Karena terdapat seorang calon yang menyatakan tak bersedia, akhirnya Tim AHWA menetapkan 21 nama. Sesuai peraturan, ke-21 nama inilah yang disampaikan AHWA kepada Menag. Tugas Menag selanjutnya, sesuai peraturan, mestinya menetapkan calon yang diajukan AHWA tersebut sebagai anggota Majelis Masyayikh dengan jumlah minimal 9 orang hingga maksimal 17 orang.

“Namun, Menag bukannya menetapkan nama-nama calon yang disampaikan Tim AHWA, tapi malah memilih hanya sembilah nama,” tegas Kyai Agus Budiman. Kesembilan nama itu pun hanya berasal dari kelompok atau unsur pesantren salafiyah, dengan menafikan keberadaan wakil dari pesantren khalafiyah (modern).

Menurut Kyai Agus, sebetulnya Tim AHWA melalui musyawarah mufakat telah sepakat memutuskan agar jumlah anggota Majelis Masyayikh diambil maksimal, yaitu 17 orang. Alasannya, karena ini Majelis Masyayikh yang pertama, yang harus bekerja ekstra dalam menata organisasi dan membuat peraturan terkait penjaminan mutu pesantren.
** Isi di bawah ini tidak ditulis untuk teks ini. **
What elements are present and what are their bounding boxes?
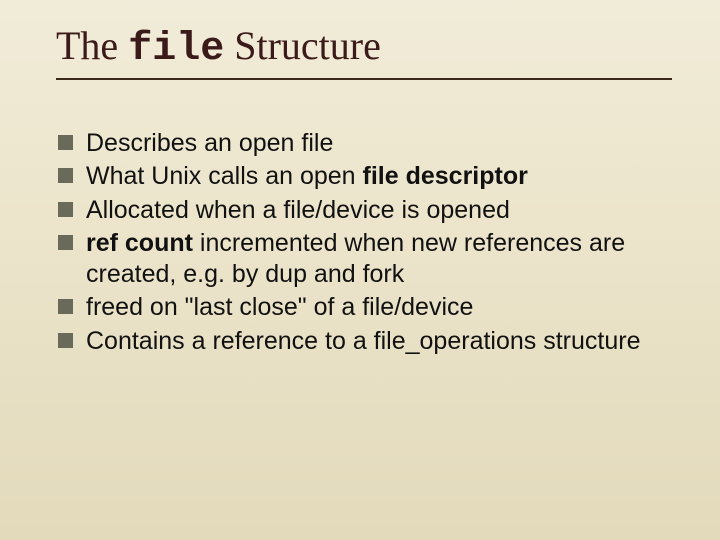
bullet-pre: What Unix calls an open [86, 162, 363, 190]
list-item: ref count incremented when new reference… [56, 228, 668, 291]
bullet-pre: Contains a reference to a file_operation… [86, 327, 640, 355]
bullet-bold: ref count [86, 229, 193, 257]
bullet-pre: Allocated when a file/device is opened [86, 196, 510, 224]
list-item: freed on "last close" of a file/device [56, 292, 668, 323]
bullet-bold: file descriptor [363, 162, 528, 190]
title-post: Structure [224, 23, 381, 68]
list-item: What Unix calls an open file descriptor [56, 161, 668, 192]
slide: The file Structure Describes an open fil… [0, 0, 720, 540]
list-item: Contains a reference to a file_operation… [56, 326, 668, 357]
list-item: Allocated when a file/device is opened [56, 195, 668, 226]
slide-title: The file Structure [56, 22, 672, 72]
bullet-list: Describes an open file What Unix calls a… [56, 128, 672, 357]
title-code: file [128, 27, 224, 72]
title-divider [56, 78, 672, 80]
list-item: Describes an open file [56, 128, 668, 159]
bullet-pre: freed on "last close" of a file/device [86, 293, 473, 321]
bullet-pre: Describes an open file [86, 129, 333, 157]
title-pre: The [56, 23, 128, 68]
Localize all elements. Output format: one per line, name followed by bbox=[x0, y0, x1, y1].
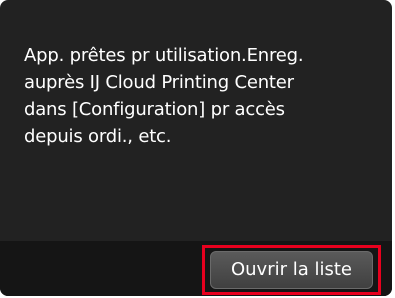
message-line: auprès IJ Cloud Printing Center bbox=[24, 72, 294, 93]
message-line: dans [Configuration] pr accès bbox=[24, 99, 285, 120]
message-line: App. prêtes pr utilisation.Enreg. bbox=[24, 45, 304, 66]
info-message: App. prêtes pr utilisation.Enreg. auprès… bbox=[24, 42, 374, 150]
message-line: depuis ordi., etc. bbox=[24, 126, 172, 147]
highlight-frame bbox=[202, 245, 381, 295]
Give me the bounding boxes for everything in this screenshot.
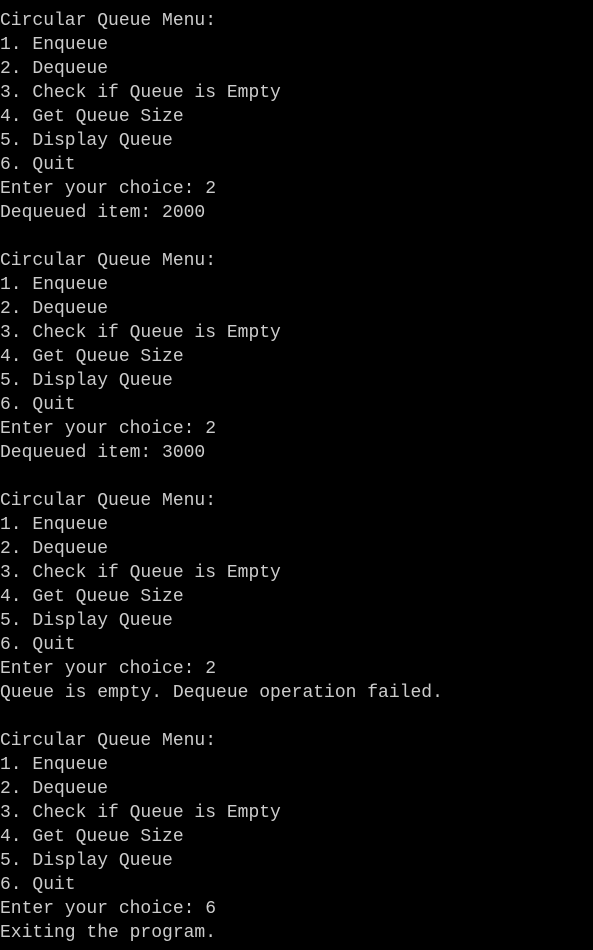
terminal-line: Circular Queue Menu: [0, 491, 217, 511]
terminal-line: Circular Queue Menu: [0, 11, 217, 31]
terminal-line: 1. Enqueue [0, 35, 109, 55]
terminal-line: 5. Display Queue [0, 851, 173, 871]
terminal-line: 4. Get Queue Size [0, 827, 184, 847]
terminal-line: 1. Enqueue [0, 755, 109, 775]
terminal-line: 3. Check if Queue is Empty [0, 563, 281, 583]
terminal-line: 3. Check if Queue is Empty [0, 323, 281, 343]
terminal-line: 2. Dequeue [0, 59, 109, 79]
terminal-line: 5. Display Queue [0, 611, 173, 631]
terminal-window[interactable]: Circular Queue Menu: 1. Enqueue 2. Dequeue… [0, 0, 593, 950]
terminal-line: Dequeued item: 2000 [0, 203, 206, 223]
terminal-line: 5. Display Queue [0, 371, 173, 391]
terminal-output: Circular Queue Menu: 1. Enqueue 2. Dequeue… [0, 9, 593, 945]
terminal-line: 2. Dequeue [0, 299, 109, 319]
terminal-line: Exiting the program. [0, 923, 217, 943]
terminal-line: Circular Queue Menu: [0, 731, 217, 751]
terminal-line: 1. Enqueue [0, 515, 109, 535]
terminal-line: Queue is empty. Dequeue operation failed… [0, 683, 443, 703]
terminal-line: 6. Quit [0, 635, 76, 655]
terminal-line: 4. Get Queue Size [0, 587, 184, 607]
terminal-line: 5. Display Queue [0, 131, 173, 151]
terminal-line: 3. Check if Queue is Empty [0, 803, 281, 823]
terminal-line: 2. Dequeue [0, 539, 109, 559]
terminal-line: Circular Queue Menu: [0, 251, 217, 271]
terminal-line: Dequeued item: 3000 [0, 443, 206, 463]
terminal-line: Enter your choice: 2 [0, 659, 217, 679]
terminal-line: 6. Quit [0, 395, 76, 415]
terminal-line: 2. Dequeue [0, 779, 109, 799]
terminal-line: 6. Quit [0, 875, 76, 895]
terminal-line: 1. Enqueue [0, 275, 109, 295]
terminal-line: 4. Get Queue Size [0, 107, 184, 127]
terminal-line: Enter your choice: 2 [0, 179, 217, 199]
terminal-line: Enter your choice: 2 [0, 419, 217, 439]
terminal-line: 3. Check if Queue is Empty [0, 83, 281, 103]
terminal-line: Enter your choice: 6 [0, 899, 217, 919]
terminal-line: 4. Get Queue Size [0, 347, 184, 367]
terminal-line: 6. Quit [0, 155, 76, 175]
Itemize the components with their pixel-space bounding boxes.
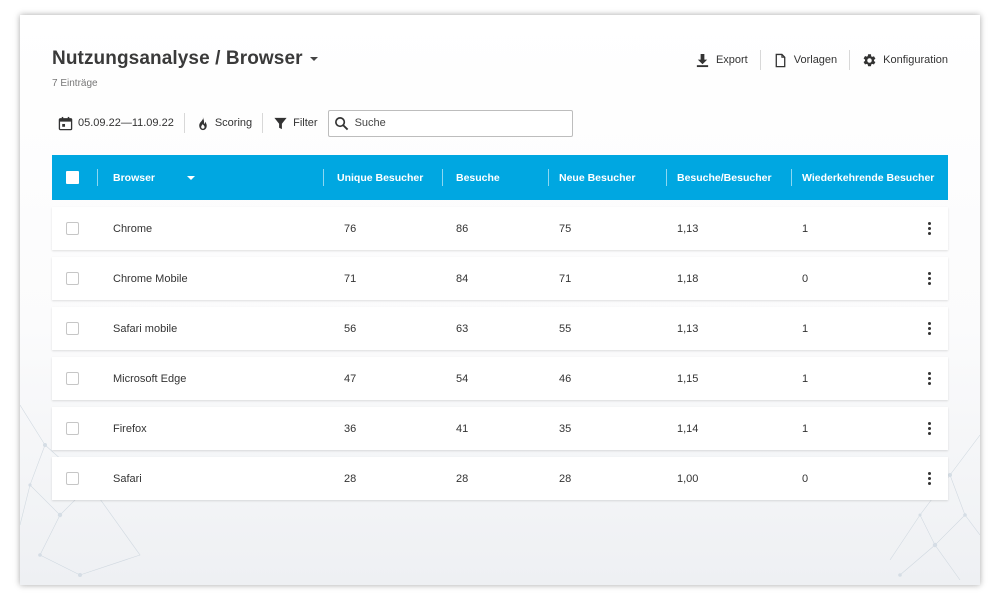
cell-browser: Chrome Mobile (113, 272, 188, 285)
document-icon (775, 53, 786, 67)
column-divider (791, 169, 792, 186)
export-label: Export (715, 54, 748, 66)
cell-visits: 63 (456, 322, 469, 335)
browser-table: Browser Unique Besucher Besuche Neue Bes… (52, 155, 948, 500)
cell-unique-visitors: 28 (344, 472, 357, 485)
cell-browser: Safari mobile (113, 322, 178, 335)
cell-unique-visitors: 36 (344, 422, 357, 435)
cell-returning-visitors: 1 (802, 422, 809, 435)
table-row[interactable]: Safari mobile 56 63 55 1,13 1 (52, 307, 948, 350)
configuration-button[interactable]: Konfiguration (850, 50, 948, 70)
column-divider (323, 169, 324, 186)
table-row[interactable]: Chrome 76 86 75 1,13 1 (52, 207, 948, 250)
cell-visits-per-visitor: 1,00 (677, 472, 699, 485)
cell-unique-visitors: 47 (344, 372, 357, 385)
flame-icon (199, 116, 207, 130)
row-checkbox[interactable] (66, 372, 79, 385)
row-checkbox[interactable] (66, 422, 79, 435)
search-field[interactable] (327, 109, 573, 137)
row-checkbox[interactable] (66, 272, 79, 285)
cell-new-visitors: 75 (559, 222, 572, 235)
cell-visits: 84 (456, 272, 469, 285)
search-icon (334, 116, 348, 130)
table-header: Browser Unique Besucher Besuche Neue Bes… (52, 155, 948, 200)
more-vert-icon[interactable] (924, 270, 934, 287)
cell-returning-visitors: 0 (802, 472, 809, 485)
more-vert-icon[interactable] (924, 470, 934, 487)
cell-unique-visitors: 56 (344, 322, 357, 335)
cell-new-visitors: 71 (559, 272, 572, 285)
cell-visits-per-visitor: 1,14 (677, 422, 699, 435)
export-button[interactable]: Export (683, 50, 760, 70)
cell-browser: Firefox (113, 422, 147, 435)
cell-new-visitors: 35 (559, 422, 572, 435)
cell-visits-per-visitor: 1,15 (677, 372, 699, 385)
date-range-picker[interactable]: 05.09.22—11.09.22 (58, 113, 184, 133)
app-window: Nutzungsanalyse / Browser 7 Einträge Exp… (20, 15, 980, 585)
calendar-icon (58, 116, 73, 130)
more-vert-icon[interactable] (924, 220, 934, 237)
gear-icon (863, 53, 876, 66)
filter-button[interactable]: Filter (263, 113, 327, 133)
cell-returning-visitors: 0 (802, 272, 809, 285)
page-title: Nutzungsanalyse / Browser (52, 48, 303, 69)
cell-returning-visitors: 1 (802, 372, 809, 385)
cell-visits-per-visitor: 1,13 (677, 222, 699, 235)
sort-caret-icon[interactable] (187, 176, 195, 180)
column-divider (548, 169, 549, 186)
header-actions: Export Vorlagen Konfiguration (683, 50, 948, 70)
filter-label: Filter (293, 117, 318, 129)
cell-new-visitors: 55 (559, 322, 572, 335)
entry-count: 7 Einträge (52, 78, 98, 89)
cell-visits: 54 (456, 372, 469, 385)
cell-visits-per-visitor: 1,18 (677, 272, 699, 285)
table-row[interactable]: Microsoft Edge 47 54 46 1,15 1 (52, 357, 948, 400)
cell-browser: Chrome (113, 222, 153, 235)
column-header-unique-visitors[interactable]: Unique Besucher (337, 155, 423, 200)
configuration-label: Konfiguration (883, 54, 948, 66)
cell-unique-visitors: 76 (344, 222, 357, 235)
cell-visits-per-visitor: 1,13 (677, 322, 699, 335)
table-row[interactable]: Firefox 36 41 35 1,14 1 (52, 407, 948, 450)
cell-visits: 28 (456, 472, 469, 485)
row-checkbox[interactable] (66, 322, 79, 335)
more-vert-icon[interactable] (924, 320, 934, 337)
page-title-row: Nutzungsanalyse / Browser (52, 48, 318, 70)
title-dropdown-caret-icon[interactable] (309, 57, 318, 61)
download-icon (696, 53, 709, 67)
column-header-visits[interactable]: Besuche (456, 155, 500, 200)
row-checkbox[interactable] (66, 472, 79, 485)
toolbar: 05.09.22—11.09.22 Scoring Filter (58, 109, 573, 137)
column-header-browser[interactable]: Browser (113, 155, 155, 200)
cell-visits: 41 (456, 422, 469, 435)
cell-browser: Safari (113, 472, 142, 485)
cell-visits: 86 (456, 222, 469, 235)
scoring-button[interactable]: Scoring (185, 113, 262, 133)
table-row[interactable]: Chrome Mobile 71 84 71 1,18 0 (52, 257, 948, 300)
scoring-label: Scoring (214, 117, 253, 129)
templates-button[interactable]: Vorlagen (761, 50, 849, 70)
search-input[interactable] (354, 117, 555, 129)
more-vert-icon[interactable] (924, 370, 934, 387)
cell-returning-visitors: 1 (802, 222, 809, 235)
column-divider (97, 169, 98, 186)
cell-new-visitors: 28 (559, 472, 572, 485)
column-header-returning-visitors[interactable]: Wiederkehrende Besucher (802, 155, 934, 200)
select-all-checkbox[interactable] (66, 171, 79, 184)
row-checkbox[interactable] (66, 222, 79, 235)
cell-browser: Microsoft Edge (113, 372, 187, 385)
column-header-visits-per-visitor[interactable]: Besuche/Besucher (677, 155, 772, 200)
column-divider (666, 169, 667, 186)
column-divider (442, 169, 443, 186)
cell-new-visitors: 46 (559, 372, 572, 385)
templates-label: Vorlagen (793, 54, 838, 66)
cell-returning-visitors: 1 (802, 322, 809, 335)
table-row[interactable]: Safari 28 28 28 1,00 0 (52, 457, 948, 500)
column-header-new-visitors[interactable]: Neue Besucher (559, 155, 635, 200)
more-vert-icon[interactable] (924, 420, 934, 437)
cell-unique-visitors: 71 (344, 272, 357, 285)
date-range-label: 05.09.22—11.09.22 (78, 117, 174, 129)
funnel-icon (274, 117, 287, 129)
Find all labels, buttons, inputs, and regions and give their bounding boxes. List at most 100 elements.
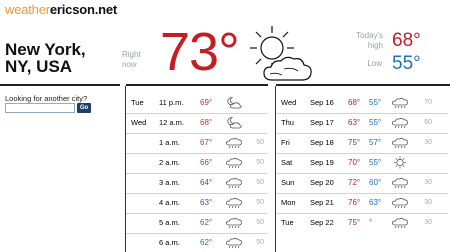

Itu sebabnya, pihaknya mengajukan 21 nama, agar Menag menetapkan 17 orang di antaranya. Namun yang terjadi, Menag malah membonsai Majelis Masyayikh hanya terdiri sembilan orang, dengan menyingkirkan sebagian besar nama yang diajukan Tim AHWA.

Yang jauh lebih mengecewakan Kyai Agus, itu tadi, Menag dalam keputusannya melabrak prinsip proporsionalitas yang diamanatkan peraturan perundang-undangan, sehingga membuat keputusannya menyimpang. “Menag telah bertindak sektarian. Ini sungguh absurd dan keputusan sembrono,” tegasnya.

Ahmadie Thaha menyebut, dalam formasi Majelis Masyayikh tersebut memang tidak terdapat wakil dari pesantren muadalah. “Ini betul-betul penghinaan terhadap keberadaan pesantren muadalah,” katanya. “Bagaimana mungkin pemerintah menafikan keberadaan pesantren muadalah dengan tidak diberi wakil untuk duduk di Majelis Masyayikh?”

Itu sebabnya, dalam rapat tersebut Sekjen FKPM KH Lukmanul Hakim menyatakan akan berjuang sekuat tenaga untuk meluruskan keputusan Menag terkait Majelis Masyayikh. Jika Menag tak mencabut keputusannya, atau paling tidak memperbaikinya, bukan mustahil pihaknya atau pihak-pihak lain akan menggugatnya di pengadilan.

Dia menjelaskan, pihaknya di FKPM sungguh serius dalam membuat usulan nama-nama untuk dibawa Tim AHWA. Nama-nama itu telah digodog dan dibahas dalam beberapa kali rapat, dengan harapan Majelis Masyayikh dapat mengemban tugasnya yang berat meningkatkan mutu pesantren.

Namun, dengan komposisi Majelis Masyayikh seperti sekarang yang tak melibatkan beragam unsur pesantren, dia mempertanyakan kesungguhan Kementerian Agama dalam meningkatkan dan menjamin mutu pesantren.